He explains to the class he tasted something funny in his coffee earlier. He then addresses someone off camera, and abruptly disappears. Below his desk a dummy lays lifeless. It is designed to look like Mr. Wilson.

It is the classes job to collect hair samples and try to figure how who is responsible for the dastardly deed.

“You have to look for the small stuff,” says Delilah Gunderson a student in the class. “You can’t look for patterns or stuff like that. You have to come in with kind of open eyes.”

Those eyes used microscopes to analyze different hair samples to see if they matched any left on the body.

There are six groups. Each gets one suspect and a description of him and his alibi. Their job is to disqualify their suspect as the culprit through forensic evidence they collect and analyze.

“It is really neat to see them just engaged” says Erik Wilson the Forensic Science 1 Teacher. “Listening to the conversations going on. They are into this.”

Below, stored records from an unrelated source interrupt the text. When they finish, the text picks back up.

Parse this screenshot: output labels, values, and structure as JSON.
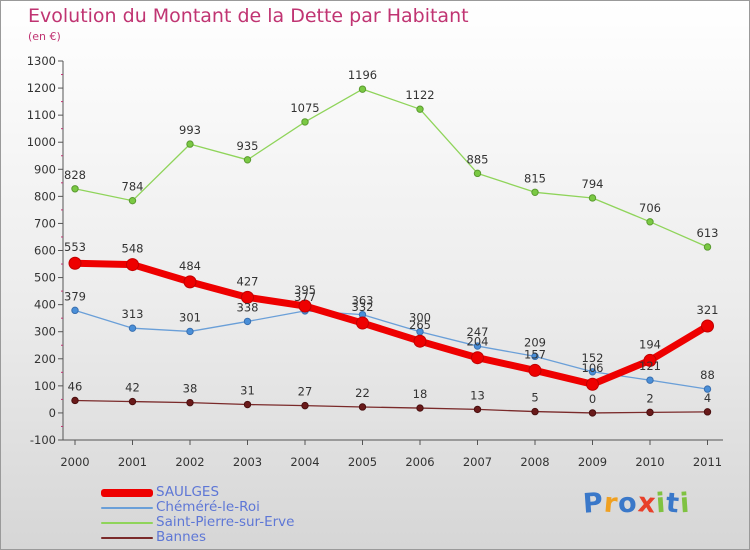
{
  "title": "Evolution du Montant de la Dette par Habitant",
  "subtitle": "(en €)",
  "logo": {
    "letters": [
      "P",
      "r",
      "o",
      "x",
      "i",
      "t",
      "i"
    ],
    "colors": [
      "#3a78c9",
      "#f0a020",
      "#3a78c9",
      "#e8402a",
      "#7fc241",
      "#3a78c9",
      "#7fc241"
    ]
  },
  "chart_data": {
    "type": "line",
    "x": [
      "2000",
      "2001",
      "2002",
      "2003",
      "2004",
      "2005",
      "2006",
      "2007",
      "2008",
      "2009",
      "2010",
      "2011"
    ],
    "ylim": [
      -100,
      1300
    ],
    "yticks": [
      "-100",
      "0",
      "100",
      "200",
      "300",
      "400",
      "500",
      "600",
      "700",
      "800",
      "900",
      "1000",
      "1100",
      "1200",
      "1300"
    ],
    "grid": false,
    "legend_position": "bottom-left",
    "series": [
      {
        "name": "Saint-Pierre-sur-Erve",
        "color": "#8fd45a",
        "values": [
          828,
          784,
          993,
          935,
          1075,
          1196,
          1122,
          885,
          815,
          794,
          706,
          613
        ]
      },
      {
        "name": "Chéméré-le-Roi",
        "color": "#6a9fd8",
        "values": [
          379,
          313,
          301,
          338,
          377,
          363,
          300,
          247,
          209,
          152,
          121,
          88
        ]
      },
      {
        "name": "SAULGES",
        "color": "#ee0000",
        "values": [
          553,
          548,
          484,
          427,
          395,
          332,
          265,
          204,
          157,
          106,
          194,
          321
        ]
      },
      {
        "name": "Bannes",
        "color": "#7a2a2a",
        "values": [
          46,
          42,
          38,
          31,
          27,
          22,
          18,
          13,
          5,
          0,
          2,
          4
        ]
      }
    ],
    "labels": {
      "SAULGES": [
        "553",
        "548",
        "484",
        "427",
        "395",
        "332",
        "265",
        "204",
        "157",
        "106",
        "194",
        "321"
      ],
      "Chéméré-le-Roi": [
        "379",
        "313",
        "301",
        "338",
        "377",
        "363",
        "300",
        "247",
        "209",
        "152",
        "121",
        "88"
      ],
      "Saint-Pierre-sur-Erve": [
        "828",
        "784",
        "993",
        "935",
        "1075",
        "1196",
        "1122",
        "885",
        "815",
        "794",
        "706",
        "613"
      ],
      "Bannes": [
        "46",
        "42",
        "38",
        "31",
        "27",
        "22",
        "18",
        "13",
        "5",
        "0",
        "2",
        "4"
      ]
    },
    "legend": [
      {
        "label": "SAULGES",
        "color": "#ee0000"
      },
      {
        "label": "Chéméré-le-Roi",
        "color": "#6a9fd8"
      },
      {
        "label": "Saint-Pierre-sur-Erve",
        "color": "#8fd45a"
      },
      {
        "label": "Bannes",
        "color": "#7a2a2a"
      }
    ]
  }
}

Their analysis could also lead them to exactly who is responsible for poisoning and killing the fake Mr. Wilson.

One team not only took science into consideration, but also the alibis provided.

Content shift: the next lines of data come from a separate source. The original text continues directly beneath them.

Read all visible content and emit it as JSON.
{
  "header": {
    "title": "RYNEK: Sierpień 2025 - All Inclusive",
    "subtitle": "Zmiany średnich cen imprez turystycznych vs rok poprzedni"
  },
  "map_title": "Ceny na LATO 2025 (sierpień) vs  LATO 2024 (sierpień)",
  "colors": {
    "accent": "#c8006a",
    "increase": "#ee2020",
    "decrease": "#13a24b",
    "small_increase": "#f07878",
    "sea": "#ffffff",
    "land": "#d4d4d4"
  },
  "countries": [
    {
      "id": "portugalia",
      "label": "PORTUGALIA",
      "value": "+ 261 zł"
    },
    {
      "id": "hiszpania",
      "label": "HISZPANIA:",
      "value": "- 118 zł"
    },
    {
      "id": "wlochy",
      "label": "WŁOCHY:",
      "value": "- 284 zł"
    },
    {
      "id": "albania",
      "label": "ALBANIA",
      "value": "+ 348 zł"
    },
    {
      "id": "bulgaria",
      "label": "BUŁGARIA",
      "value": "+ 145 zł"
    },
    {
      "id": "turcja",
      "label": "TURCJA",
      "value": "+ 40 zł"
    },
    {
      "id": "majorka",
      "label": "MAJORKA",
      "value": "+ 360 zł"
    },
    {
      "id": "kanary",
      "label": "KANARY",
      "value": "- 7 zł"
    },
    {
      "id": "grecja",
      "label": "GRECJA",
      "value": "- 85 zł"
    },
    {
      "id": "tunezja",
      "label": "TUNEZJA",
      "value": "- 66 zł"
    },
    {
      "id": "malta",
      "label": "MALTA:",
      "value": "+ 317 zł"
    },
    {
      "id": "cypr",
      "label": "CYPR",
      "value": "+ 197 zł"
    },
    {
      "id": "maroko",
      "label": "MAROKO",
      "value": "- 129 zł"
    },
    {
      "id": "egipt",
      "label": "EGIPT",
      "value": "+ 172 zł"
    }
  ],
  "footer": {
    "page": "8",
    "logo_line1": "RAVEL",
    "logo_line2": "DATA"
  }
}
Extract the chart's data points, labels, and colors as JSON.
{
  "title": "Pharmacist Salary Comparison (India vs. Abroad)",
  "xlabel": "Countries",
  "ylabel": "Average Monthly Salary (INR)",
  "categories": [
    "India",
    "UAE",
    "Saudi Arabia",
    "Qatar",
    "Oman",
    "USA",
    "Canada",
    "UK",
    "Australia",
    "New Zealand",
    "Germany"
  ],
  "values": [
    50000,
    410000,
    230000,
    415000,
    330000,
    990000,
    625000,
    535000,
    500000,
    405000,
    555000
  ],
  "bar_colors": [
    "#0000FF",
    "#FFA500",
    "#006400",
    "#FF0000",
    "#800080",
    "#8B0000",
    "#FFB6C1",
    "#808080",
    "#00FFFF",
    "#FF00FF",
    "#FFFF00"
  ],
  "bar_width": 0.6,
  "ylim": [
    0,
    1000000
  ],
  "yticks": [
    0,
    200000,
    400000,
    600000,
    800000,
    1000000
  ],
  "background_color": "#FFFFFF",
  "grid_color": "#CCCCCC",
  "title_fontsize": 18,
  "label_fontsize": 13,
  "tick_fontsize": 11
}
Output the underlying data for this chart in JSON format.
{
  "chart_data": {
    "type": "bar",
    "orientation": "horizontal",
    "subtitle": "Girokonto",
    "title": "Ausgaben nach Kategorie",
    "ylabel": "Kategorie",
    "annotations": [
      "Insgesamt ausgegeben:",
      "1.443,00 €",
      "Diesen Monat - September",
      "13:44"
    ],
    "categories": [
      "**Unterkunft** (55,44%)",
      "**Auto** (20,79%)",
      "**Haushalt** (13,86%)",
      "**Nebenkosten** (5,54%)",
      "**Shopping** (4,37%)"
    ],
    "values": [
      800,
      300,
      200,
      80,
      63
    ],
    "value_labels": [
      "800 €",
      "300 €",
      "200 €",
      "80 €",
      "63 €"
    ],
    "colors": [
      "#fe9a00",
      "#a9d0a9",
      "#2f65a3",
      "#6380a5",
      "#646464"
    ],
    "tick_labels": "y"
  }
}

What they discovered not everything is as it seems, and there needs to be great attention to detail.

“We have to figure out if Bozo the clown did it,” says Ellyaunna Turner, another student in the class. “We don’t think he did it because he was…ok, so he was assisting with Pennywise which was the other guy, and we think he did it. But we don’t think Bozo did it because the hair analysis does not match.”

Groups presented their findings to the class as to who did or didn’t commit the crime. Mr. Wilson says the class is supposed to be challenging as it incorporates teamwork, problem solving, science, and exploration.

Hands on instruction beats note taking anytime.

This won’t be the last time these students examine a make-believe crime scene.

As a matter of fact, second period is just outside the door waiting to take their shot.